The Office for National Statistics said that the Budget Deficit, the gap between tax receipts and public expenditures was £1.5bn more than it had been a year ago. It is the fourth largest April deficit since records began.
Hunt relies on an improved state of public finances before the voters head to the polls to justify tax reductions. However, the latest figures reveal that they are in a worse condition than predicted at the time the budget was presented in March.
The Office for Budget Responsibility (OBR) reported that April’s deficit had been £1.2bn more than they predicted. This overshoot was caused by increased Whitehall spending, benefits increases, and weaker taxes revenues.
Hunt’s second reduction in National Insurance Contributions (NICs) was introduced last month. The OBR also said that it revised its estimate for the deficit in 2023-4 by £0.8bn.
Grant Fitzner is the chief economist at ONS. He said that while central government expenditure and income have both increased since this time last, a drop in NICs has meant receipts are not growing as fast as spending.
The annual increase in the benefit expenditures offset the decrease in energy support spending.
In April, the debt as a percentage of national income was 97.9%. This is the highest since the 1960s. It has risen by 2.5 percentage points in the last year.
Analysts say that the data for April’s public finances further reduces Hunt’s already limited options for tax reductions without violating his self-imposed rule, which states that debt as a percentage of national income should fall within five years.
Rob Wood, UK chief economist at Pantheon Macro said: “The headroom for tax cuts doesn’t exist but chancellor Hunt appears likely to proceed anyway in an autumn statement pre-election, probably in September.
Hunt plans implausibly low expenditures to create his tax-cutting space.
Peter Arnold, Chief Economist at EY UK said that he expected April’s poor performance to continue through the remainder of the 2024-05 financial year. The yields on government bonds, and the official interest rate are likely to be higher that the assumptions made in the OBR March forecast. This will result in higher debt servicing costs than expected.

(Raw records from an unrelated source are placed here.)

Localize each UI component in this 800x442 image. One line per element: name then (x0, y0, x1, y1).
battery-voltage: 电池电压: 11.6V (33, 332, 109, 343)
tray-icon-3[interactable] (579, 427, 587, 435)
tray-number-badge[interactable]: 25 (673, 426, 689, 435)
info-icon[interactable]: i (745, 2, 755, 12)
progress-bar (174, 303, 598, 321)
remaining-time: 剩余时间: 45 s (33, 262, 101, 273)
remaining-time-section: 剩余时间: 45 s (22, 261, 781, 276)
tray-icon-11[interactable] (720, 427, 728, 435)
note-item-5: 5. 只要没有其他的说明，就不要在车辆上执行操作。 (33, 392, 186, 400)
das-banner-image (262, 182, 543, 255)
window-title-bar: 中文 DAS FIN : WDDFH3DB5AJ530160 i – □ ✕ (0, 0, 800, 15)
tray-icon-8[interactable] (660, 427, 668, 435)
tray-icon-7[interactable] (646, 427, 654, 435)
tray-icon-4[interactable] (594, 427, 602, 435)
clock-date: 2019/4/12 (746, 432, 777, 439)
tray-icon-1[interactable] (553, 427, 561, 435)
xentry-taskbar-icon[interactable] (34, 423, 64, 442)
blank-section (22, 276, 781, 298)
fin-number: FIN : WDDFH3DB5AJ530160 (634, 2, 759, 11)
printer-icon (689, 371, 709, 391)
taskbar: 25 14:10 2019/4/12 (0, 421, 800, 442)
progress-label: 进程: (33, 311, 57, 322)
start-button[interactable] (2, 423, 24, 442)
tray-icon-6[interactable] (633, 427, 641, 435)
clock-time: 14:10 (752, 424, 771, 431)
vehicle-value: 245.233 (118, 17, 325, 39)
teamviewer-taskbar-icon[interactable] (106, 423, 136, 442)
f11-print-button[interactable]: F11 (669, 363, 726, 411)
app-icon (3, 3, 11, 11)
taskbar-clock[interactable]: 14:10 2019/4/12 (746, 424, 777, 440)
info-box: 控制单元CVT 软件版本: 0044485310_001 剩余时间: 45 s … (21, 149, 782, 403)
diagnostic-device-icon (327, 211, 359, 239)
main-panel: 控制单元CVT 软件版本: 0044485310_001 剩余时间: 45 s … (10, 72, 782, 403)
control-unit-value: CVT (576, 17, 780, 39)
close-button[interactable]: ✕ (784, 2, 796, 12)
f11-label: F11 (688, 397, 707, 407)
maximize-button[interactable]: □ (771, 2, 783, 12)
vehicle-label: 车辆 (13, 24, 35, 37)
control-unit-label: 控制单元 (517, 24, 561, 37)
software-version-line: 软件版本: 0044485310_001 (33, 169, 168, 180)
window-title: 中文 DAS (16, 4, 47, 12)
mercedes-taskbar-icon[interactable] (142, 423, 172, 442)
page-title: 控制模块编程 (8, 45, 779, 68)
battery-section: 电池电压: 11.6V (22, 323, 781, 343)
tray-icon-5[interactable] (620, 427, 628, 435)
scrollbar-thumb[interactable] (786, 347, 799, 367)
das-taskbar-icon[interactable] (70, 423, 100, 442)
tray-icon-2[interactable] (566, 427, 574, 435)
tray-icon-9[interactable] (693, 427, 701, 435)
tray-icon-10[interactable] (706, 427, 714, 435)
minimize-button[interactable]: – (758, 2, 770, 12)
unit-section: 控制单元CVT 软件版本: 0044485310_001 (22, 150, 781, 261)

Arnold stated that “some of these impacts are likely to last until the end of OBR’s forecasting horizon of five years, reducing the already slim headroom in relation to the main fiscal rule of the government.”
The International Monetary Fund warnedHunt on Tuesday against tax cuts before elections and warned of a £30bn gap in the public finances.
A Treasury spokesperson stated: “We protected millions of jobs in Covid, and we paid half the energy bills of people after Putin’s invasion sent them skyrocketing. But it would not be fair to leave future generation to pay for this.
“That is why we need to stick to our plan in order to reduce debt.”